L’enjeu est particulièrement visible avec les produits soumis à de fortes variations saisonnières. Rassoul Mignane Sarr cite notamment le chou, qui a pu être conservé pendant plusieurs mois lors des expérimentations menées par SOCOFEL. L’intérêt économique du stockage repose précisément sur cette capacité à déplacer dans le temps la commercialisation d’un produit. Pour l’oignon, le coût du stockage est calculé en fonction de la quantité, de la durée et de la nature du produit. Le producteur peut ainsi conserver sa récolte plutôt que de la vendre immédiatement lorsque les prix sont bas, puis la remettre sur le marché lorsque la demande augmente, notamment à l’occasion de périodes comme la Tabaski ou le Magal.

Cette logique explique aussi l’implantation de SOCOFEL à proximité de Diogo. La zone est un important bassin de production d’oignons et de pommes de terre, tout en bénéficiant d’une proximité avec les axes routiers permettant d’acheminer les produits. L’entreprise ne se limite toutefois pas aux producteurs des Niayes.

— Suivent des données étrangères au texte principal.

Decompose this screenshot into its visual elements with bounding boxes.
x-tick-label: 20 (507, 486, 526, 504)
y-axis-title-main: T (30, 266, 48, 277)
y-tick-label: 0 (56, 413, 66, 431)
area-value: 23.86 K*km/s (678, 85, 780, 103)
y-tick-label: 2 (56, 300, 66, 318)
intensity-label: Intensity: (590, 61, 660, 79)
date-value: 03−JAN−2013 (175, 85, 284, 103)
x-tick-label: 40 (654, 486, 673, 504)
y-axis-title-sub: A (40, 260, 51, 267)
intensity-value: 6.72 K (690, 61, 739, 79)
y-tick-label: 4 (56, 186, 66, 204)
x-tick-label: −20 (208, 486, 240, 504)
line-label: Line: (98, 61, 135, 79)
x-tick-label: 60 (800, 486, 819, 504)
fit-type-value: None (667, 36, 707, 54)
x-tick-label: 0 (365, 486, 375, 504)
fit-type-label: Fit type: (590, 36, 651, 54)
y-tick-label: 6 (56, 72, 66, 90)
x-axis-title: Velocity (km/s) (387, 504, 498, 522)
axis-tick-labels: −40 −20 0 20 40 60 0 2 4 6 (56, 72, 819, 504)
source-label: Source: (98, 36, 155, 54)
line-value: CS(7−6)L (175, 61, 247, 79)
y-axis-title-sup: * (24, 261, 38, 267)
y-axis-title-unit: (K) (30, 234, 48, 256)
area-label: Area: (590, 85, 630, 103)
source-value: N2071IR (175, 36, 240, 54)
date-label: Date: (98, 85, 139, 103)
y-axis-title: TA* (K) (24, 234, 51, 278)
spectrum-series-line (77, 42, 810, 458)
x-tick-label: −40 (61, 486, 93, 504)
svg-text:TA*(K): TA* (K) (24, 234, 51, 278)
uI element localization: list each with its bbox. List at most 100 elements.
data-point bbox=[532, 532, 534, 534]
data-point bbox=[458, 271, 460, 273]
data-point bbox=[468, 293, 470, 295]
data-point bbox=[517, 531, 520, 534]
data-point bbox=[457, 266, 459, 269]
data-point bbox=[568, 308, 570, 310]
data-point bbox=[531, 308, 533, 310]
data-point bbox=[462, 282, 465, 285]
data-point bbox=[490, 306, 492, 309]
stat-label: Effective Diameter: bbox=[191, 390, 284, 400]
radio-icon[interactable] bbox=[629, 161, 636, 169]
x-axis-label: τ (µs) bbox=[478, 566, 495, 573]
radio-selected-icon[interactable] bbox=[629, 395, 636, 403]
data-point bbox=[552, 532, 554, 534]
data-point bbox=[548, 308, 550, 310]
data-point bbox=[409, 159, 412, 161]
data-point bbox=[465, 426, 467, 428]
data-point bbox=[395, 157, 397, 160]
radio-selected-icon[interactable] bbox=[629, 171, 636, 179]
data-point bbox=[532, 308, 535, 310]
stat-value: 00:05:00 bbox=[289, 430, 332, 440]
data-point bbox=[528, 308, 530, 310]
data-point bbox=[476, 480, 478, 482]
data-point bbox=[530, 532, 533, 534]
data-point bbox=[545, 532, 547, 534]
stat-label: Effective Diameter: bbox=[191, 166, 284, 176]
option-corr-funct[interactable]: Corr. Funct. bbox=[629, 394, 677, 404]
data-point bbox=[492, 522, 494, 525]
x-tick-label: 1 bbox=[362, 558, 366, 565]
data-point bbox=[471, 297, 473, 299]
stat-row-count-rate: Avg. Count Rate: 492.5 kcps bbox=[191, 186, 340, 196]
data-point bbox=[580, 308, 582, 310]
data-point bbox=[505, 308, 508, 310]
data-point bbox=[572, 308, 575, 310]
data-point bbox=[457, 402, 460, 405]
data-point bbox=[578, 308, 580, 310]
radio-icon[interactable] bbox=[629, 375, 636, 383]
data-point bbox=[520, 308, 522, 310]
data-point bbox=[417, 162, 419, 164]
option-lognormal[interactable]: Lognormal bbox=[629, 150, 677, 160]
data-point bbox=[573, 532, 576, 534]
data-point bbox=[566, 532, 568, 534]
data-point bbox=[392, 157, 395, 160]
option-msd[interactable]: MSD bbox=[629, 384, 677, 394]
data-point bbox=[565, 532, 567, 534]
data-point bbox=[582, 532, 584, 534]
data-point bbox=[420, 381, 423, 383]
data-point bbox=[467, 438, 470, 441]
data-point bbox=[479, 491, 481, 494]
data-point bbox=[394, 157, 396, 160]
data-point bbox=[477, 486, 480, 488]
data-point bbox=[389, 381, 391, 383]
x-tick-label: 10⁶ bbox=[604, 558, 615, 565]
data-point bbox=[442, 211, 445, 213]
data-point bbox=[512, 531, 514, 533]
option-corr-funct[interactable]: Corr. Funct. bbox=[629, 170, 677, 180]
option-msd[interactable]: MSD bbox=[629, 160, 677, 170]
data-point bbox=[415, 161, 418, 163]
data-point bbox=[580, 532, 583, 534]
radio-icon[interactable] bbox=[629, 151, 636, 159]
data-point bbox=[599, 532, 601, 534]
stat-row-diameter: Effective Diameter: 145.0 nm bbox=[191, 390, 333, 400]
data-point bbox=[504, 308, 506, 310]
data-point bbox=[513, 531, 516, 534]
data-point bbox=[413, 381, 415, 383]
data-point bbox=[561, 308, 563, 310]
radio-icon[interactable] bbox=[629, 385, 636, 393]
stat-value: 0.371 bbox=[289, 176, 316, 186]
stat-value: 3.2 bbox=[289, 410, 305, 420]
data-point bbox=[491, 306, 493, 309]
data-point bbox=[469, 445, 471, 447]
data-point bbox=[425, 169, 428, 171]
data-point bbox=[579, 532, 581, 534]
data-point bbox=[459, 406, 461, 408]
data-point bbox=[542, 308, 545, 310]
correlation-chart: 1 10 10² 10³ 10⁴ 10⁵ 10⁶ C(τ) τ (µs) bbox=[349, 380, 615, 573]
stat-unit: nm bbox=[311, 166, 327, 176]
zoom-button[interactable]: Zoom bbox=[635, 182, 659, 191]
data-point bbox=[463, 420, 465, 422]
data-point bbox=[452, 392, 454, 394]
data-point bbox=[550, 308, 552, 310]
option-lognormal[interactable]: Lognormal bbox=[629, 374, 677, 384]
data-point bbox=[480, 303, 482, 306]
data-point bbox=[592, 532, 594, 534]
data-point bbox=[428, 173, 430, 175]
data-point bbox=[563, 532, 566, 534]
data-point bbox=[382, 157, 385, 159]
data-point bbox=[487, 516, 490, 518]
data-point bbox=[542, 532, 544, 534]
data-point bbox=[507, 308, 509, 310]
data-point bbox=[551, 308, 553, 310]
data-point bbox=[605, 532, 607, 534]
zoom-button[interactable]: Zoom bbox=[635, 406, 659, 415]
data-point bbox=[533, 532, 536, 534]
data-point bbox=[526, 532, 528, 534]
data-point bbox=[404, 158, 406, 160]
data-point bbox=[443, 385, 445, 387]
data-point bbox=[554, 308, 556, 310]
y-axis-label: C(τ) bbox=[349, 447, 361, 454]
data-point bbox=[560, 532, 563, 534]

Elle s’approvisionne également dans d’autres zones, comme Sandiara ou Sindia, en fonction de la qualité des récoltes et des coûts logistiques. Ses débouchés comprennent les restaurants, les hôtels, la grande distribution et les ménages. À terme, l’entreprise envisage également des marchés sous-régionaux, notamment en Côte d’Ivoire et au Mali.

Le modèle reste cependant loin de pouvoir absorber les besoins de la zone des Niayes. Avec ses deux chambres froides, SOCOFEL dispose actuellement d’une capacité limitée et son fondateur reconnaît que le dispositif pilote ne permet pas encore de répondre à la demande. L’ambition est donc de reproduire le modèle dans plusieurs bassins agricoles. Le nord du Sénégal, les Niayes et la Casamance figurent parmi les territoires identifiés, avec des besoins différents selon les productions : oignons et pommes de terre dans certaines zones, mangues et autres fruits en Casamance, ou encore piments, poivrons, carottes et choux ailleurs.

Derrière cette stratégie de déploiement se joue une question plus large que celle d’une simple entreprise de conservation. Pour Rassoul Mignane Sarr, le stockage solaire peut contribuer à réduire les pertes post-récolte, à améliorer le revenu des producteurs et à renforcer la souveraineté alimentaire. SOCOFEL compte actuellement cinq emplois fixes et travaille avec plusieurs centaines de producteurs à travers ses activités d’achat et de location d’espaces de stockage. Le projet entend donc agir sur plusieurs maillons simultanément : produire avec moins de carburant, conserver avec moins d’électricité conventionnelle et vendre avec davantage de maîtrise sur le calendrier.

L’expérience de Diogo montre surtout que la transition énergétique peut prendre une forme très concrète dans les campagnes sénégalaises. Le solaire n’y apparaît plus seulement comme une réponse à la question de l’accès à l’électricité. Il devient une infrastructure agricole : il alimente les pompes, refroidit les récoltes et peut contribuer à réduire les coûts qui pèsent sur la production. Reste désormais à franchir le cap du pilote et à démontrer que ce modèle peut être reproduit à grande échelle. Car dans les Niayes, la véritable promesse du soleil ne se limite peut-être pas à produire de l’électricité : elle pourrait aussi être de donner aux récoltes sénégalaises le temps nécessaire pour atteindre leur marché.